The first factor driving high returns is sometimes called by practitioners “going short on volatility.” Sometimes it is called “negative skewness.” In plain English, this means that some investors opt for a strategy of betting against big, unexpected moves in market prices. Most of the time investors will do well by this strategy, since big, unexpected moves are outliers by definition. Traders will earn above-average returns in good times. In bad times they won’t suffer fully when catastrophic returns come in, as sooner or later is bound to happen, because the downside of these bets is partly socialized onto the Treasury, the Federal Reserve and, of course, the taxpayers and the unemployed.

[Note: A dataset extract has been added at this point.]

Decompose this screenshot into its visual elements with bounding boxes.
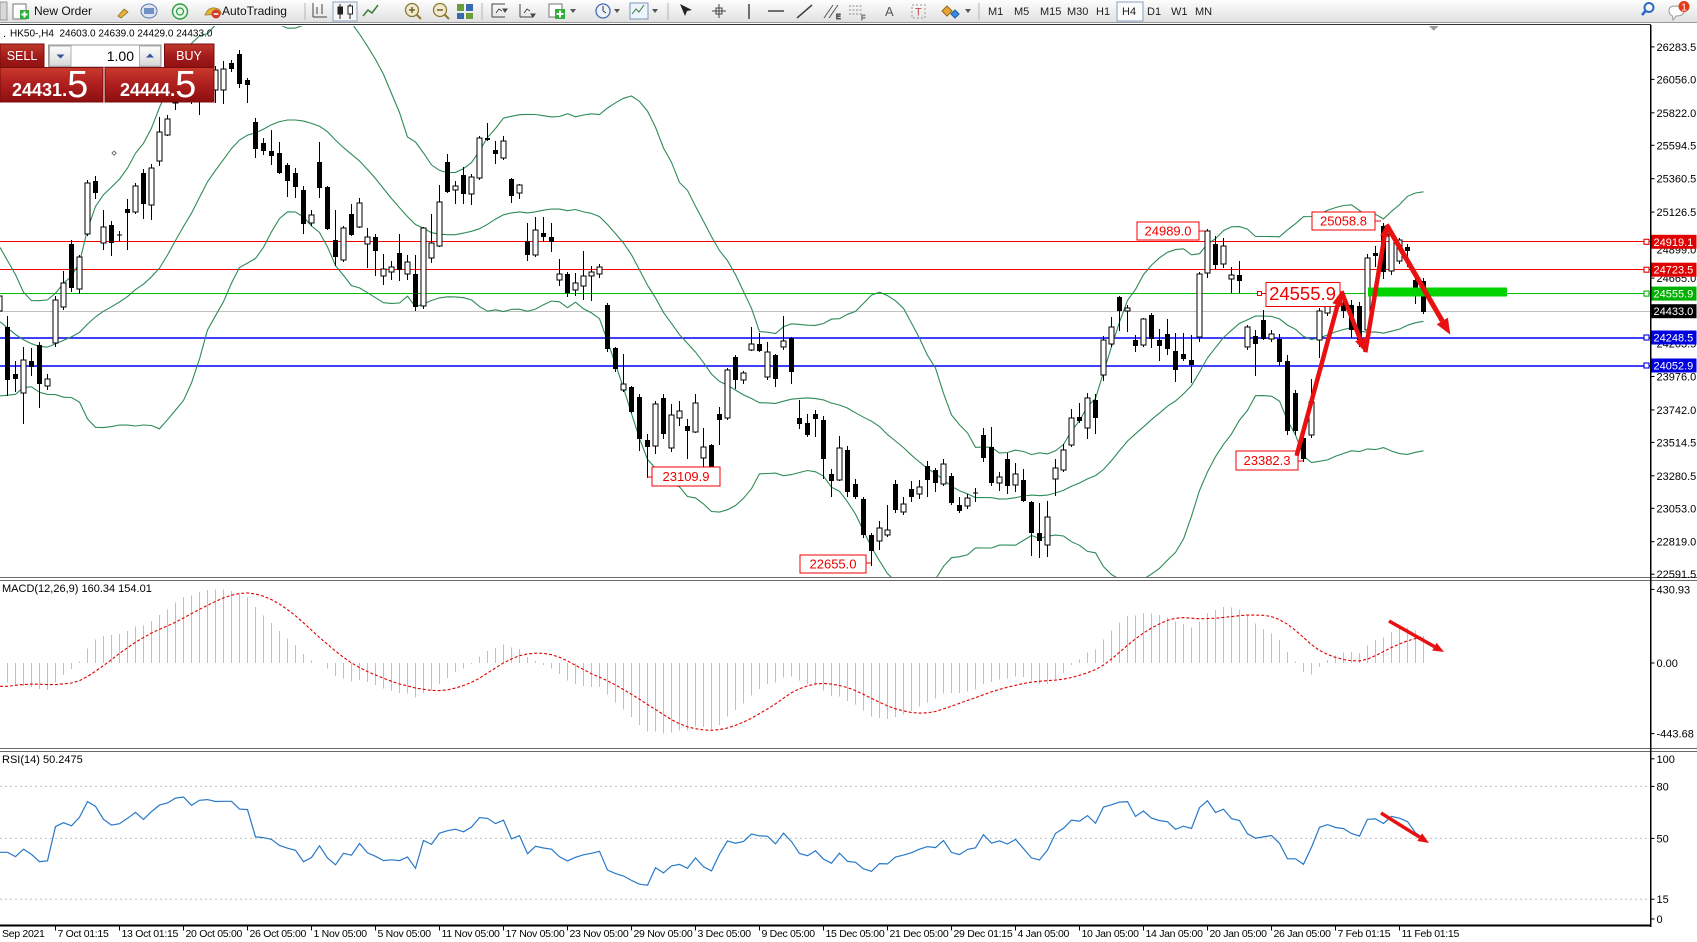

America’s mortgages are structured so that the lender-investor is going short on volatility. If interest rates do not move much, the lender does well. If home prices do not move much, the lender does well. But if interest rates rise, the lender is stuck with a below-market asset. And if home prices fall, the lender gets stuck with a house with a value below the amount of the loan.
Tyler is saying that for the typical financial market player, going short on volatility is a great personal strategy. When it works, you get a nice salary and bonus. When it fails, someone else–a shareholder, a taxpayer–bears much of the cost.

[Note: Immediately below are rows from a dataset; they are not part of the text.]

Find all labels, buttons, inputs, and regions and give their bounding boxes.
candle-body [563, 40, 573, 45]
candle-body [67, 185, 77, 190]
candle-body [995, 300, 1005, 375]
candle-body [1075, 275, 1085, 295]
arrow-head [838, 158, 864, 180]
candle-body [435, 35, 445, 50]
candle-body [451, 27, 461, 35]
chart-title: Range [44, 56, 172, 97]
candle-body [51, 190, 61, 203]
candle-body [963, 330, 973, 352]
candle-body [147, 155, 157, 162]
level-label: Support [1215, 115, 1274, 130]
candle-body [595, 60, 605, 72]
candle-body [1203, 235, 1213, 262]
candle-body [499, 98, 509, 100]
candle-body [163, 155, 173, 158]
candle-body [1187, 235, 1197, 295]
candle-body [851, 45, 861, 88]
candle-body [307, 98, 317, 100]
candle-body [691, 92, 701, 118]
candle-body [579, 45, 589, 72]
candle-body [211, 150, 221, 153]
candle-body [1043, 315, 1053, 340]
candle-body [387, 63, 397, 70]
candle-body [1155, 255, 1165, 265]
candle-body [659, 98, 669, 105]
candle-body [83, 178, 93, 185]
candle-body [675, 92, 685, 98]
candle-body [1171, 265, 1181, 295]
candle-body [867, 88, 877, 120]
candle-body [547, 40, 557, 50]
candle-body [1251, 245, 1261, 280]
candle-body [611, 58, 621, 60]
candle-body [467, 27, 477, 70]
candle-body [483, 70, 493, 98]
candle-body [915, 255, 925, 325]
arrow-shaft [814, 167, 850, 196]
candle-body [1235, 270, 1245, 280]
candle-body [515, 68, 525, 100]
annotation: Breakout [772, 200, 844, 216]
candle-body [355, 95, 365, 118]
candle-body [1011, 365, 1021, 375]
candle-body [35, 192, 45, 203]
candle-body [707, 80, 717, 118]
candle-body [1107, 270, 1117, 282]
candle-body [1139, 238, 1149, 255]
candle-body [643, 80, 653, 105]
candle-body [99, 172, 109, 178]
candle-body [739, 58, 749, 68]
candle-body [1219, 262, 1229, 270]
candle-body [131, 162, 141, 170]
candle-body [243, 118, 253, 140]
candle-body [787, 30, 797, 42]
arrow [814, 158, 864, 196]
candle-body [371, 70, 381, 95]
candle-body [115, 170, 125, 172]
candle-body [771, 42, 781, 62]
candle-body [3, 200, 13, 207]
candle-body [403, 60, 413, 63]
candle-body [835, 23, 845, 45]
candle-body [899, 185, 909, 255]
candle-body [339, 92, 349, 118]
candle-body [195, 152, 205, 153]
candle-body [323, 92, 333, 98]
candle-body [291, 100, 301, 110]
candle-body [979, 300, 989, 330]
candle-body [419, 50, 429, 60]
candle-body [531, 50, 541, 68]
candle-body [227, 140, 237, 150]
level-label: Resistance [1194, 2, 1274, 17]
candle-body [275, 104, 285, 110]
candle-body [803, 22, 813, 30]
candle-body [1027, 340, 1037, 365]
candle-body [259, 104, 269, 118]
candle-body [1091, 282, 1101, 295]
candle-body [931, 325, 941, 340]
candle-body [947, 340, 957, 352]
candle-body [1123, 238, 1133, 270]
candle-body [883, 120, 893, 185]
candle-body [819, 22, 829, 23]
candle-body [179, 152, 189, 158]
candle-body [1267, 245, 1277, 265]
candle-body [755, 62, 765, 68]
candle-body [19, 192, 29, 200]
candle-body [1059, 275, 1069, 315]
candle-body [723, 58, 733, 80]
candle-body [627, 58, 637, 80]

If you know your Nassim Taleb, you will recognize going short volatility as “fragile,” with the opposite strategy as “anti-fragile.”
I wonder if stock market investment is one of those fragile strategies nowadays. You can make money year after year going long the market–until it stops.
Anyway, Tyler argues that the changes in the income distribution of recent decades
a) have been focused at the top 1 percent, not between the 99th percentile and the lowest percentile
b) been driven by finance
c) and within finance have been driven by these short-volatility, fragile strategies.
He is pessimistic about regulators’ ability to stop the short-volatility strategies. I think he is wise in that regard.